A walk around town revealed that the first day of a real Minnesota winter arrived Saturday, just in time or the Seahawks-Vikings playoff game here Sunday.
MINNEAPOLIS, Frozensota — Um. The Seahawks are in trouble.
Not saying they’re going to lose, exactly. But, oh man. Conditions here are . . . well, enough to make a fella not want to get on a plane to come here. Dunno if that was a tiebreaker in RB Marshawn Lynch’s decision to say to teammates Friday, “You go ahead, I’ll be fine,” but it’s hard to fault the logic.
A walk around downtown on a sunny afternoon Saturday renewed my acquaintance with deep cold that can’t be appreciated reading weather reports sitting in Seattle. Walking in the shade of a building, the temperature feels like it drops 10 to 15 degrees. But walking back into the sun feels better only until the steady breeze drops the wind chill 15 to 20 degrees.
The reason this is relevant is because the Seahawks’ sideline will be in perpetual shade at TCF Bank Stadium on the University of Minnesota campus.
The Vikings recognized the late-season advantage in their two-year temporary outdoor residence until a new stadium, an indoor one, replaces the Metrodome. The home sideline will be the low winter sun, of which there is forecasted to be plenty Sunday when the Seahawks attempt to go Nordic Mad Max on the Vikings.
As anyone who has ever skied or done any other winter sports knows, cold is rarely an impediment while active. It’s the standing around that drives 10-penny nails into the temples. And football players stand around more than half the game.

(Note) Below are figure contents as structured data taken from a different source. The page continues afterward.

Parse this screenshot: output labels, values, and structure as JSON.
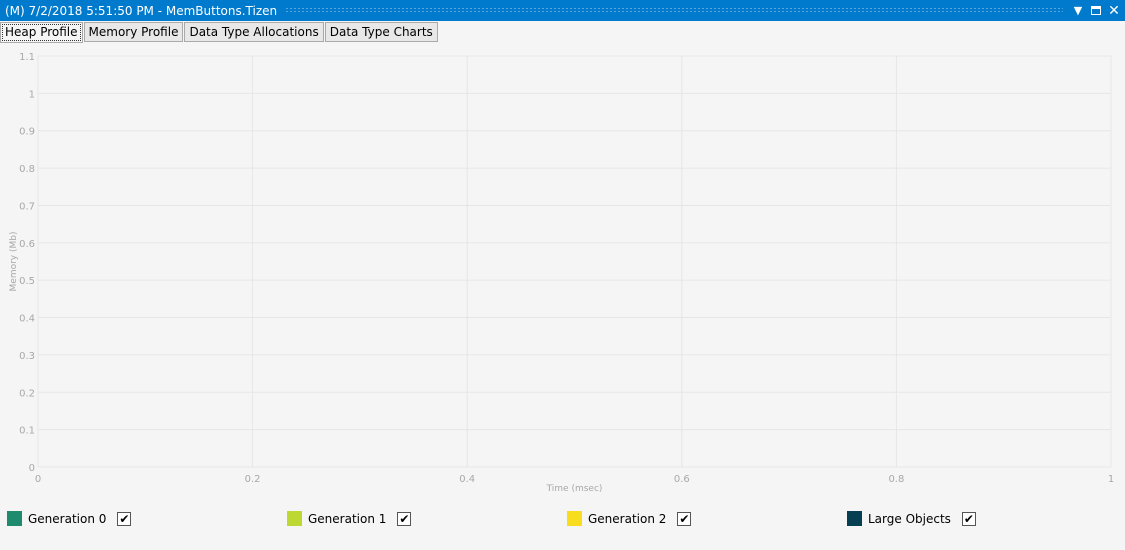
{
  "window": {
    "title": "(M) 7/2/2018 5:51:50 PM - MemButtons.Tizen",
    "icons": [
      "dropdown-arrow-icon",
      "maximize-icon",
      "close-icon"
    ]
  },
  "tabs": [
    {
      "label": "Heap Profile",
      "active": true
    },
    {
      "label": "Memory Profile"
    },
    {
      "label": "Data Type Allocations"
    },
    {
      "label": "Data Type Charts"
    }
  ],
  "chart_data": {
    "type": "area",
    "xlabel": "Time (msec)",
    "ylabel": "Memory (Mb)",
    "xlim": [
      0,
      1
    ],
    "ylim": [
      0,
      1.1
    ],
    "xticks": [
      "0",
      "0.2",
      "0.4",
      "0.6",
      "0.8",
      "1"
    ],
    "yticks": [
      "0",
      "0.1",
      "0.2",
      "0.3",
      "0.4",
      "0.5",
      "0.6",
      "0.7",
      "0.8",
      "0.9",
      "1",
      "1.1"
    ],
    "grid": true,
    "series": []
  },
  "legend": [
    {
      "label": "Generation 0",
      "color": "#1e8a6e",
      "checked": true
    },
    {
      "label": "Generation 1",
      "color": "#bdd833",
      "checked": true
    },
    {
      "label": "Generation 2",
      "color": "#f7dd1e",
      "checked": true
    },
    {
      "label": "Large Objects",
      "color": "#063f52",
      "checked": true
    }
  ]
}
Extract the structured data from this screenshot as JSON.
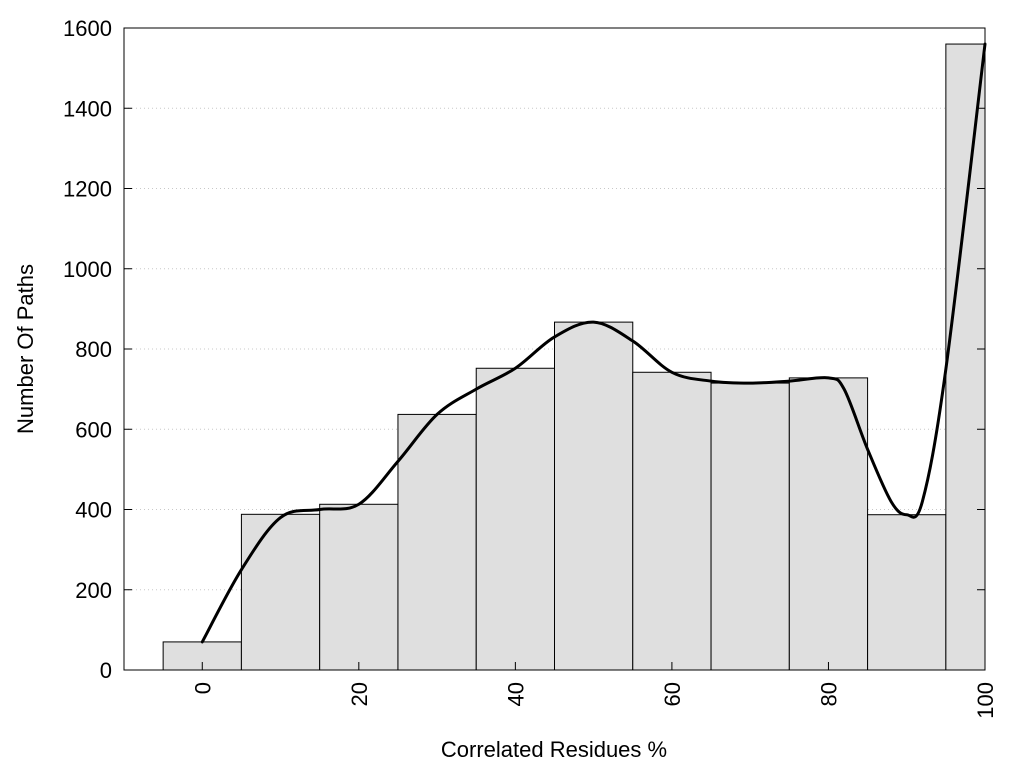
{
  "chart_data": {
    "type": "bar",
    "xlabel": "Correlated Residues %",
    "ylabel": "Number Of Paths",
    "xlim": [
      -10,
      100
    ],
    "ylim": [
      0,
      1600
    ],
    "grid": true,
    "x_ticks": [
      0,
      20,
      40,
      60,
      80,
      100
    ],
    "y_ticks": [
      0,
      200,
      400,
      600,
      800,
      1000,
      1200,
      1400,
      1600
    ],
    "bins": [
      {
        "center": 0,
        "width": 10,
        "value": 70
      },
      {
        "center": 10,
        "width": 10,
        "value": 388
      },
      {
        "center": 20,
        "width": 10,
        "value": 413
      },
      {
        "center": 30,
        "width": 10,
        "value": 637
      },
      {
        "center": 40,
        "width": 10,
        "value": 752
      },
      {
        "center": 50,
        "width": 10,
        "value": 867
      },
      {
        "center": 60,
        "width": 10,
        "value": 742
      },
      {
        "center": 70,
        "width": 10,
        "value": 715
      },
      {
        "center": 80,
        "width": 10,
        "value": 728
      },
      {
        "center": 90,
        "width": 10,
        "value": 387
      },
      {
        "center": 97.5,
        "width": 5,
        "value": 1560
      }
    ],
    "smooth_curve": {
      "x": [
        0,
        5,
        10,
        15,
        20,
        25,
        30,
        35,
        40,
        45,
        50,
        55,
        60,
        65,
        70,
        75,
        80,
        82,
        85,
        88,
        90,
        92,
        95,
        100
      ],
      "y": [
        70,
        250,
        380,
        400,
        413,
        520,
        637,
        700,
        752,
        830,
        867,
        820,
        742,
        720,
        715,
        720,
        728,
        700,
        550,
        420,
        387,
        420,
        750,
        1560
      ]
    }
  }
}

This anecdotal evidence comes from someone who prefers cold weather to hot. I once vacationed in Barrow, Alaska, in February partly just to see what standing on the edge of a frozen ocean at 40 below felt like. It felt a fair amount like Saturday in the Land of 10,000 Space Heaters — cold headaches in the forehead after five minutes, numbing feet after 10, and a nose that runs like Snoqualmie Falls.

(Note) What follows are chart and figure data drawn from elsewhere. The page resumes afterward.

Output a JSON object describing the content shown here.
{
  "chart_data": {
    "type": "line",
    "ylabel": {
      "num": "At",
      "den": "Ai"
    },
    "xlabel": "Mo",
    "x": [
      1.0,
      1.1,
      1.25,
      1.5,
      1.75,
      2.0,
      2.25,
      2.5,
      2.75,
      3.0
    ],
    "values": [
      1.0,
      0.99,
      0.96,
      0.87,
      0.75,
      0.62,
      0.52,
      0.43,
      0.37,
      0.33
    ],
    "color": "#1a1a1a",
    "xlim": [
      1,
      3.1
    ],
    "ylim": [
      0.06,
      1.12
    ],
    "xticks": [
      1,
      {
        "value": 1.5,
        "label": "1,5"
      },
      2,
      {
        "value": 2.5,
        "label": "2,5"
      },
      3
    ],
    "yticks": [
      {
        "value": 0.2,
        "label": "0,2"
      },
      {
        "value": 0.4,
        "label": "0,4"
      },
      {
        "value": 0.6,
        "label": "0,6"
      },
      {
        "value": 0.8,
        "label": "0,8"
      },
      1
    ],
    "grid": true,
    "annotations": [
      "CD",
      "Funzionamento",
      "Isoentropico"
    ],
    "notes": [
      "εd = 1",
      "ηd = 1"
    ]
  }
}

Yes, I know the Seahawks will have sideline warmers, high tech underwear and weapons-grade chicken soup. I know they are well-trained pro athletes, and I know conditions are the same for both, except for the throwing of shade.
But is undeniable that the conditions at this extreme are anomalous enough to be a distraction.
Back in the Minnesota day, when men were men and ice mustaches were a fashion statement, the Vikings played outdoors at old Metropolitan Stadium. As longtime Star-Tribune columnist Patrick Reusse writes here, the Vikings had 10 home playoff games between 1969 and 1976, winning seven. Certainly coaching and player talent were the biggest reasons, but the northern winter was forever etched in NFL lore as a Vikings advantage.
The contemporary Vikings, of course, have been softened up by years in the Metrodome. Even playing outdoors this fall, this winter has been mild by Minnesota standards — until Saturday.
“It was even pleasant (Friday), in the 30s,” said my waitress at lunch, when I honored the Canadian weather by pounding down a skillet of beef poutine. “This is really our first day of winter. It’s about time.”
Just in time, for Vikings fans. The biggest thing deep cold introduces is randomness, misplays that happen when hands are stiff and footballs are hard.
And randomness is a bigger threat to a precision team such as the Seahawks, compared to a Vikings team that, in losing 38-7 on this same field to this same opponent Dec. 6, already looked kinda random.
Winter and the Seahawks arrived on the same day here. Don’t expect a repeat of the blowout, only the result.
Prediction: Seahawks 16, Vikings 13.